Emotional body language synthesis for humanoid robots
MetadataShow full item record
In the next decade, societies will witness a rise in service robots deployed in social environments, such as schools, homes, or shops, where they will operate as assistants, public relation agents, or companions. People are expected to willingly engage and collaborate with these robots to accomplish positive outcomes. To facilitate collaboration, robots need to comply with the behavioural and social norms used by humans in their daily interactions. One such behavioural norm is the expression of emotion through body language.

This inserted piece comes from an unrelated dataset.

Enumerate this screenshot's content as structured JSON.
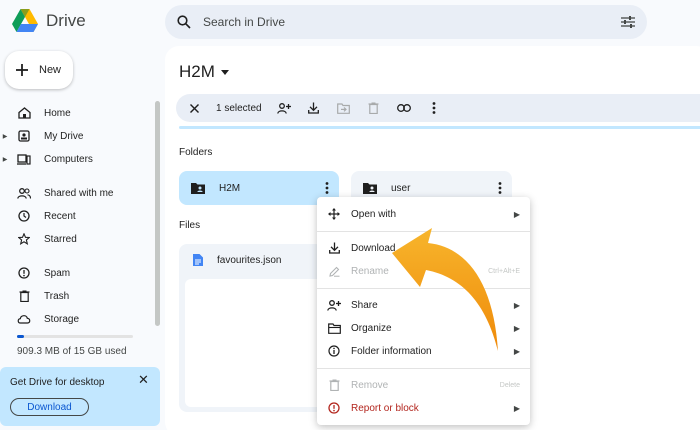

Previous work on emotional body language synthesis for humanoid robots has been mainly focused on hand-coded design methods, often employing features extracted from human body language. However, the hand-coded design is cumbersome and results in a limited number of expressions with low variability. This limitation can be at the expense of user engagement since the robotic behaviours will appear repetitive and predictable, especially in long-term interaction. Furthermore, design approaches strictly based on human emotional body language might not transfer effectively on robots because of their simpler morphology. Finally, most previous work is using six or fewer basic emotion categories in the design and the evaluation phase of emotional expressions. This approach might result in lossy compression of the granularity in emotion expression.
The current thesis presents a methodology for developing a complete framework of emotional body language generation for a humanoid robot, intending to address these three limitations. Our starting point is a small set of animations designed by professional animators with the robot morphology in mind. We conducted an initial user study to acquire reliable dimensional labels of valence and arousal for each animation. In the next step, we used the motion sequences from these animations to train a Variational Autoencoder, a deep learning model, to generate numerous new animations in an unsupervised setting. Finally, we extended the model to condition the generative process with valence and arousal attributes, and we conducted a user study to evaluate the interpretability of the animations in terms of valence, arousal, and dominance. The results indicate moderate to strong interpretability.